The news is full of reports about skyrocketing electric bills across the country and numerous outages in the Northeast. Maine gets it share of both.
Something is wrong when the complaints occur as often and as loudly as they do now. Utilities and their friends have come up with ready responses that squarely place the blame on somebody else.
Customers are faulted for not recognizing their power consumption increases as they run electric heaters or oil burners. And frequent nor’easters get the blame for what seems to be an unusually high number of outages.
Of course, electric consumption increases in cold, dark winters. And, this year, the cost of fuel to run utility generation may also have increased. So it is not surprising that as usage increases, bills are higher. And some customers look only at the bottom line and ignore the number of kilowatt-hours.
But this is not the most severe winter ever, so some huge increases seem to be caused by more than usage. CMP, for example, has removed the prior year’s monthly usage from the bill, making ready comparisons impossible. That deletion makes it more difficult to accept the explanation that it’s all a matter of usage.
One obvious culprit is the meter. Utilities have installed so-called “smart” meters, supposedly because they will allow customers to manage their usage better, obtaining greater efficiency and lower costs. While that promise mostly goes unfulfilled, it has worked well for utilities that can eliminate meter reader jobs.

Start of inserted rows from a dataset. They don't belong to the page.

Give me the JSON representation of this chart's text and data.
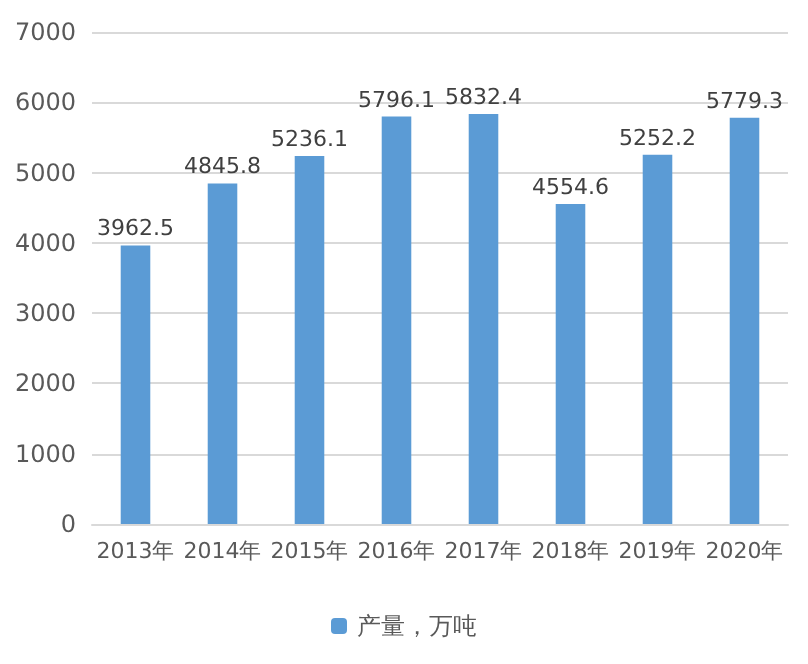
{
  "chart_data": {
    "type": "bar",
    "categories": [
      "2013年",
      "2014年",
      "2015年",
      "2016年",
      "2017年",
      "2018年",
      "2019年",
      "2020年"
    ],
    "series": [
      {
        "name": "产量，万吨",
        "color": "#5b9bd5",
        "values": [
          3962.5,
          4845.8,
          5236.1,
          5796.1,
          5832.4,
          4554.6,
          5252.2,
          5779.3
        ]
      }
    ],
    "ylim": [
      0,
      7000
    ],
    "yticks": [
      0,
      1000,
      2000,
      3000,
      4000,
      5000,
      6000,
      7000
    ],
    "grid": "y",
    "legend": "bottom",
    "data_labels": true
  }
}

During a major, recent nor’easter, smart meters turned out to be dumb. They could not highlight outage locations very well, nor did they provide good data to the central office, which would help it efficiently assign repair crews. Despite their shortcomings, a big part of the meter’s cost is recovered in a customer’s rates and will be for many years.
Given these known defects, it just might be possible that bills, way out of line with past experience, may be caused by defective meter information. To relieve customer worries while the cause is being investigated, the regulators should announce that their payment obligation will be limited to the previous year’s level.
Without such action, customers bear all the risk when their bills shoot up. And when a utility falsely warns them they may be cut off if they don’t pay the bill, they can rightly feel they are victims, not customers. CMP and others should not only withdraw such bills, but be fined for issuing them.
While customers, utilities and regulators scramble to figure out what went wrong, they will miss the big picture that can reveal underlying problems. It began with industry restructuring. Electric power supply was separated from wires. Many utilities ended up as wires companies.
The utilities’ monopoly position as wires companies was an opportunity to coin money. With a limited commitment to maintenance plus government incentives to build more transmission lines at customer expense, their outlook brightened. The cost of power was reduced by competition, but the cost of wires in the customers’ bill zoomed up.
Federal utility regulators allow higher rates to encourage more transmission. State regulators mostly stay on the sidelines until problems arise.
Regulators depend on technical input from utilities rather than having staff capable of conducting continuous, independent review. While they may hire outside consultants when a problem arises, this approach does nothing to prevent problems.
To top this situation off, as Congress and state legislatures restructured the industry, they levied new burdens on ratepayers. They imposed public policy mandates on customers’ bills, ranging from low-income assistance to promoting renewables. It was a lot easier to load these costs on electric customers than to increase taxes.
The failure of regulators to be more aggressive contributes to both the frequency of weather-caused outages and billing alarms such as are now occurring. Studies to find the causes of these problems are no substitute for continuing surveillance to prevent them.
Beefed-up regulation would undoubtedly cost more. But electric rates increase to cover utilities’ costs of dealing with storm outages or fixing meter problems. Adequate regulation should reduce some of these cost increases.
The bills add up. Customers struggle with outages. Regulators belatedly investigate. Customers subsidize the very meters that may be causing their problems. Utilities maximize profits by cutting field personnel. Customers foot the bill for the utility lawyers who defend company practices.
Instead of viewing the current problems as likely to be soon forgotten, now is the time for legislators to take a new look at the electric industry and how it is regulated.